Site icon Caleb Woodbridge

How I’m finding uni

Here are a few thoughts on how university is going. Initially, this was going to be in an email, but I thought it’s the kind of general interest thing suitable for my blog, and putting it here saves me saying basically the same thing several times, and also gives me an excuse to point people to my blog in my emails!

I’m enjoying university at the moment. I think this term’s English modules are more interesting than last term’s. As far as the novels I’m studying go, Dracula was quite fun, and I’m now partway through reading The French Lieutenant’s Woman. It seems well-written but I’m somewhat dubious. It’s set in 1867, and the writer seems quite keen on evolution as an idea/theme, and uses the protagonist Charles’s acceptance of it as a shorthand way of setting him up as more intelligent and insightful than the other characters. That kind of thing has become a bit of a cliché through overuse. In Titanic, for example, Rose is shown to like Picasso and Freud’s ideas while her fianceé thinks they’re silly. As a shortcut to her having good taste and insight and him being a bit of an idiot I found it rather clumsy. The “Christian” characters in FLW also all seem to be hypocrites or monsters, which is also annoying.
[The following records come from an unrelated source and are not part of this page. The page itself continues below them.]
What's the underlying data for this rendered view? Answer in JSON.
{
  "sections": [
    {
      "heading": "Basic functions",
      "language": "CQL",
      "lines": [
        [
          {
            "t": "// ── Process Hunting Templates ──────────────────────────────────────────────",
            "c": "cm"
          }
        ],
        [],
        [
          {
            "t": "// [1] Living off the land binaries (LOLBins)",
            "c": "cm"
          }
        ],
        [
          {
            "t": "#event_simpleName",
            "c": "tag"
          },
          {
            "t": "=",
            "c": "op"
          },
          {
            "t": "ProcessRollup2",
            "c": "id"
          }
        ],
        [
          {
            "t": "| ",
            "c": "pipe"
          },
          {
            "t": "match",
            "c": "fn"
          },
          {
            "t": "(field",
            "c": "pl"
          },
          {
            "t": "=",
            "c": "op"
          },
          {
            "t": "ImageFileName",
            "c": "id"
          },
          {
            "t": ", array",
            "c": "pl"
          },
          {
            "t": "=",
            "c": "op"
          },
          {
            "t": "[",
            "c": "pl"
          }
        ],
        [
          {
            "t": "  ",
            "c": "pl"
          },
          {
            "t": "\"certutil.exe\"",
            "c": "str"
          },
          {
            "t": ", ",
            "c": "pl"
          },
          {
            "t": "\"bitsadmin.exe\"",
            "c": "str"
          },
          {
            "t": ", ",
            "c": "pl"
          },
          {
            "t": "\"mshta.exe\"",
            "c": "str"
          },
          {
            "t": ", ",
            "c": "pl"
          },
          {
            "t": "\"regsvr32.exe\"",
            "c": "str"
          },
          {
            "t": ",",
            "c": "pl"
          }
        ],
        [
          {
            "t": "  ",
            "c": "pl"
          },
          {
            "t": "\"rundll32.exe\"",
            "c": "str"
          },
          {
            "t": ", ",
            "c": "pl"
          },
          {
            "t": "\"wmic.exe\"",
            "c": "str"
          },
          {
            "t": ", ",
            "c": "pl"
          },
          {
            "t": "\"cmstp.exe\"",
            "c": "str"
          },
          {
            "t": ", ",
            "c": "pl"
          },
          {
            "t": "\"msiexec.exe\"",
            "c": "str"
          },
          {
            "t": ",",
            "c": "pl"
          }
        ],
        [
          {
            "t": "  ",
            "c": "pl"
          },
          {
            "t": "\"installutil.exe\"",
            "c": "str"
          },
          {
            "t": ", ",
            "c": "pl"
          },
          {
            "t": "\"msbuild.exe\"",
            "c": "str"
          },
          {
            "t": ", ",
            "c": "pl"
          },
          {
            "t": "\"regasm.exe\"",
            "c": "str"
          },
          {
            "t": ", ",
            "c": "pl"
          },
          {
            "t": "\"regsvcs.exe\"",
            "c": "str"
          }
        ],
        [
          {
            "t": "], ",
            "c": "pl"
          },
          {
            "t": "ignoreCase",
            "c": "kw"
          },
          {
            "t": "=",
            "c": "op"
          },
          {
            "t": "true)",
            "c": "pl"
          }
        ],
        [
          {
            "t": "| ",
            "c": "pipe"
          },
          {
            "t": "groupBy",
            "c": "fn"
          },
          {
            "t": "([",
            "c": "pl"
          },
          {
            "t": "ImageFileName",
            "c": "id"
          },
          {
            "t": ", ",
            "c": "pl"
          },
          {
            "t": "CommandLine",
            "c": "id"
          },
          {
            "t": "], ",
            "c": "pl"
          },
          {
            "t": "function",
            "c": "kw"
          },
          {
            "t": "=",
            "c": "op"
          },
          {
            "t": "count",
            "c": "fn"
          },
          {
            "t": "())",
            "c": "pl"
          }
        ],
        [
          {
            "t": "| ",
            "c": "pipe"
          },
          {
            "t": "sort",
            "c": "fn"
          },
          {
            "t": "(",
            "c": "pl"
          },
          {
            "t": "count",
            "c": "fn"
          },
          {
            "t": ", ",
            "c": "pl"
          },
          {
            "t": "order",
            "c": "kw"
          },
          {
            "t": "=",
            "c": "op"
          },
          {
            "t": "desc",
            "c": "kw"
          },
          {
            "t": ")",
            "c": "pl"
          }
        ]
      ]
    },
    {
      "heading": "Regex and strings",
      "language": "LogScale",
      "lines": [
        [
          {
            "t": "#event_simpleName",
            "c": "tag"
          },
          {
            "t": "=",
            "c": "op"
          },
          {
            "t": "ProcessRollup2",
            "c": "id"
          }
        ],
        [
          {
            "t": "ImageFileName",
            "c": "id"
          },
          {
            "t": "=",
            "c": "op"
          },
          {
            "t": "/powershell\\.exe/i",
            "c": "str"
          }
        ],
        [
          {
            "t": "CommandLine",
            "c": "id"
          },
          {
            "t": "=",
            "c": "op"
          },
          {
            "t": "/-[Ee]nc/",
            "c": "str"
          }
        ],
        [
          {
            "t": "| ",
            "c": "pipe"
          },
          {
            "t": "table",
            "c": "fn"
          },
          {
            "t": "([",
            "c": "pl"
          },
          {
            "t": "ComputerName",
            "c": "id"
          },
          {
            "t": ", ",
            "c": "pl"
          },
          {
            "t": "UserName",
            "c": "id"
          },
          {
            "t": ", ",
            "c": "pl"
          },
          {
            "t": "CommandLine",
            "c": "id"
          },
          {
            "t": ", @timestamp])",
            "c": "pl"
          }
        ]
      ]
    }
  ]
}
This term’s Journalism module isn’t quite as interesting, however, but it was excellent last term. At the moment, we’re learning about semiotics and how to apply it to analysing “texts” (i.e. things that “produce meaning”, be they adverts, television programmes, films or whatever). The books and theory about it are all quite postmodern in their rejection of the idea of absolute truth. One of them, “Textual Analysis: A Beginner’s Guide”, by Alan McKee starts by outlining the poststructuralist position (“all cultures make sense of the world differently: and it is impossible to say that one is right and the others are wrong”). He basically says that he used to be a Christian, but now he’s seen the light and so is now suspicious of anyone who claims their way of seeing the world is the only correct one!

The thing that annoys me in particular about Alan McKee’s book is that he charictures anyone who believes in absolute truth as a bigot who thinks their view is absolutely right and everyone else is absolutely wrong. We as Christians don’t (or shouldn’t) claim to understand the truth fully, but we believe that there is a truth out there to be understood. I’ve had fun heavily annotating the book with notes, observations and counterarguments in the margin. I wonder what the next person to borrow that copy from the library will make of it! I like borrowing copies with notes in the margin – it’s interesting to see what other readers have made of a book.

Christians are generally pretty hostile to postmodernism. But in one way it’s a more honest way of looking at things than modernism. The old way of thinking was that man can discover truth for himself by his own efforts and reasoning. Postmodernism has rightly recognised that we can’t do this. Unfortunately, it chooses to give up the search altogether rather than turn to God for truth.

I suppose I ought to begin on my essays soon. I did think about starting my English essay on poetry yesterday, but was busy was various bits and pieces and I got to the end of the day and found I hadn’t started it after all. I’m also trying to decide what to analyse for my Journalism essay. It needs to be a film or episode of a television programme. I think I’d rather choose a tv episode because it will be a bit easier to work from a smaller amount of material than an entire film. I might choose one of the Stargate SG-1 episodes from the DVD I bought a bit ago. It was the first issue of a DVD magazine partwork thingy, but the early episodes seem a bit hackneyed. But because it’s so obvious, it makes it fairly easy to analyse.

I enjoy Stargate, but I don’t think even the show as it is now is brilliant television for the most part – rather, it’s just good fun. I think some Doctor Who fans are going to be disappointed because in their minds they’re hyping the new show to be some epic masterpiece that will transform the face of British television. The pity is, those kind of expectations will probably stop them from enjoying it for what it hopefully will actually be – good fun teatime adventure for all the family.

Oh dear… I ought to have known I’d end up talking about Doctor Who sooner or later! Since I’ve wandered off my original subject and started rambling, I’ll put this already overlong post out of its misery- right now, in fact!